Caleb (Domhnall Gleeson) is a 26-year-old coder for a large search engine. He wins a company-wide lottery and is chosen to spend a week with the company’s founder, the just slightly older Nathan (Oscar Issac) at Nathan’s remote mountain hideaway.
After a copter ride over miles of wilderness, Caleb makes his way to Nathan’s crib and meets the quirky genius. Nathan tells Caleb about Ava (Alicia Vikander), a robot Nathan has created that Caleb will evaluate over the next few days.
Caleb never gets comfortable. His room, and much of the building, has no windows. There are occasional power shutdowns. Nathan counters his drinking binges with extreme workouts. Nathan speaks to his female Japanese housemaid (Sonoya Mizuno) abusively.

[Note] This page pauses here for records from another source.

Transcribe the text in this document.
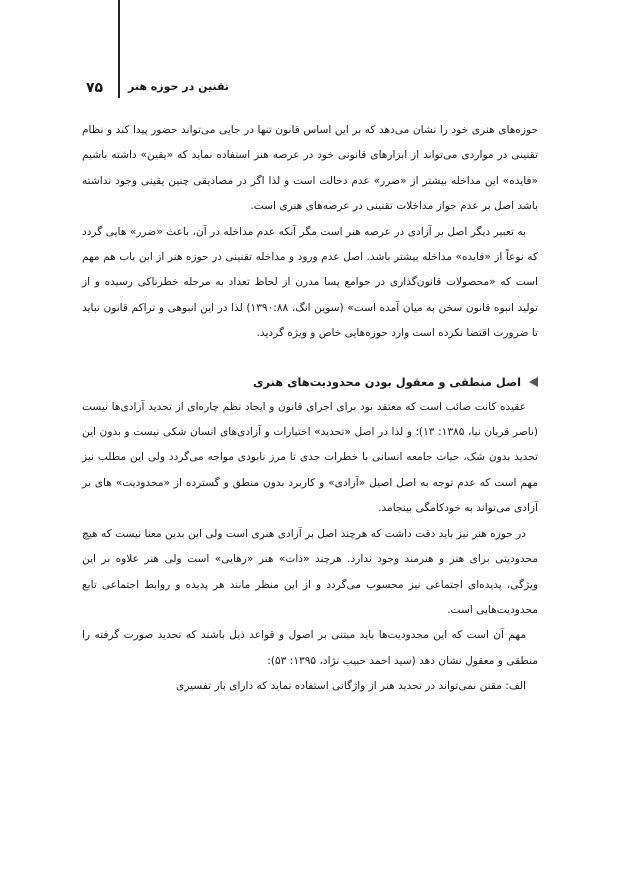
۷۵ تقنین در حوزه هنر

حوزه‌های هنری خود را نشان می‌دهد که بر این اساس قانون تنها در جایی می‌تواند حضور پیدا کند و نظام تقنینی در مواردی می‌تواند از ابزارهای قانونی خود در عرصه هنر استفاده نماید که «یقین» داشته باشیم «فایده» این مداخله بیشتر از «ضرر» عدم دخالت است و لذا اگر در مصادیقی چنین یقینی وجود نداشته باشد اصل بر عدم جواز مداخلات تقنینی در عرصه‌های هنری است.

به تعبیر دیگر اصل بر آزادی در عرصه هنر است مگر آنکه عدم مداخله در آن، باعث «ضرر» هایی گردد که نوعاً از «فایده» مداخله بیشتر باشد. اصل عدم ورود و مداخله تقنینی در حوزه هنر از این باب هم مهم است که «محصولات قانون‌گذاری در جوامع پسا مدرن از لحاظ تعداد به مرحله خطرناکی رسیده و از تولید انبوه قانون سخن به میان آمده است» (سوین انگ، ۱۳۹۰:۸۸) لذا در این انبوهی و تراکم قانون نباید تا ضرورت اقتضا نکرده است وارد حوزه‌هایی خاص و ویژه گردید.

اصل منطقی و معقول بودن محدودیت‌های هنری

عقیده کانت صائب است که معتقد بود برای اجرای قانون و ایجاد نظم چاره‌ای از تحدید آزادی‌ها نیست (ناصر قربان نیا، ۱۳۸۵: ۱۳)؛ و لذا در اصل «تحدید» اختیارات و آزادی‌های انسان شکی نیست و بدون این تحدید بدون شک، حیات جامعه انسانی با خطرات جدی تا مرز نابودی مواجه می‌گردد ولی این مطلب نیز مهم است که عدم توجه به اصل اصیل «آزادی» و کاربرد بدون منطق و گسترده از «محدودیت» های بر آزادی می‌تواند به خودکامگی بینجامد.

در حوزه هنر نیز باید دقت داشت که هرچند اصل بر آزادی هنری است ولی این بدین معنا نیست که هیچ محدودیتی برای هنر و هنرمند وجود ندارد. هرچند «ذات» هنر «رهایی» است ولی هنر علاوه بر این ویژگی، پدیده‌ای اجتماعی نیز محسوب می‌گردد و از این منظر مانند هر پدیده و روابط اجتماعی تابع محدودیت‌هایی است.

مهم آن است که این محدودیت‌ها باید مبتنی بر اصول و قواعد ذیل باشند که تحدید صورت گرفته را منطقی و معقول نشان دهد (سید احمد حبیب نژاد، ۱۳۹۵: ۵۳):

الف: مقنن نمی‌تواند در تحدید هنر از واژگانی استفاده نماید که دارای بار تفسیری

Caleb has daily sessions with Ava where they converse but are separated by glass. Following the sessions, Nathan debriefs Caleb.
As the week progresses, Caleb’s curiosity about Ava and her capabilities grows. As with Deckard and Rachael in Bladerunner, Caleb and Ava appear to be developing genuine affection for one another, which helps set up the story’s climax.
Rookie director Alex Garland makes a smashing debut in a film that is understated. This movie depends more on a thoughtful script (Garland wrote it) than on effects and tricks. The focus on conversations makes Ex Machina a film that, with a few accommodations, could be presented as a stage play.
With a small group of actors carrying the film, casting and performances are crucial. Issac and Gleeson, in their portrayals of these brainy nerds, are fun to watch in their interactions. Vikander brings appropriate restraint to her role as the gorgeous robot Ava. Bravo to all three!
One reviewer quoted in the above trailer called Ex Machina “an instant classic.” For any fan of great movies, I recommend it. For any fan of great sci-fi, Ex Machina is a must-see.